What Is A Transponder Key?

A transponder key blank, which has not been programmed, can crank a car. It can take more than 30 minutes for the car key transponder to align itself with the system of the car, as the electronics within the car reset. Transponder car keys are available for many different cars, but are more common in high-end models.

The way transponder key programming works involves a microchip that resides in the top of the key. This microchip has a serial number, which a transponder key programmer has made unique to that key. The electronic/engine control units (ECU) will send a request to the vehicle for it to validate the serial number. If the car doesn’t recognize any serial number within its set of confirmed and correct numbers, the car will not start.

When buying a vehicle that includes transponder keys, it’s a good idea to have at least two keys. Sometimes keys are lost, so having a second valid, programmed transponder key is important. If replacement transponder keys are needed, they can usually be made by a vehicle dealer or locksmith. It may be possible for a driver to program his or her own blank keys, but the process can vary by car.

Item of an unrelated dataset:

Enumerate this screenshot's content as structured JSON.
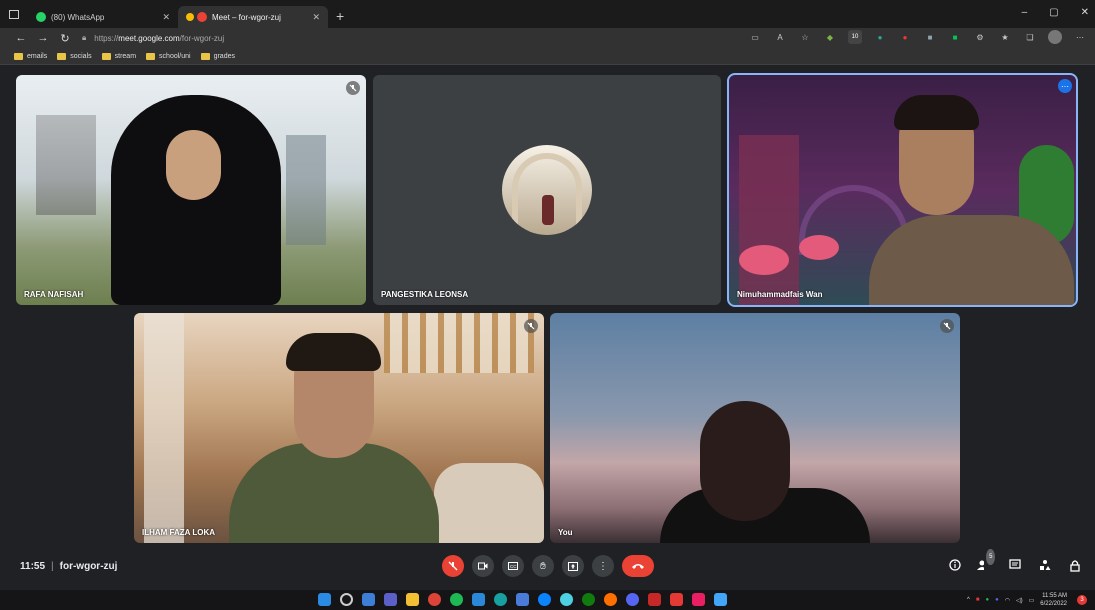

The technology involved in programming keys to specific cars has lead many vehicle manufacturers and insurance companies to consider cars with transponder keys to be virtually theft-proof. There are many reports, however, of thieves finding ways around the transponder, sometimes simply by towing the car away. Some manufacturers have been resistant to releasing their programming codes to locksmiths, possibly for fear of theft, but most information is available to authorized users. The perception that transponder keys make a car nearly impossible to steal has caused problems for some owners, as it can be more difficult to convince an insurance company when a theft does take place.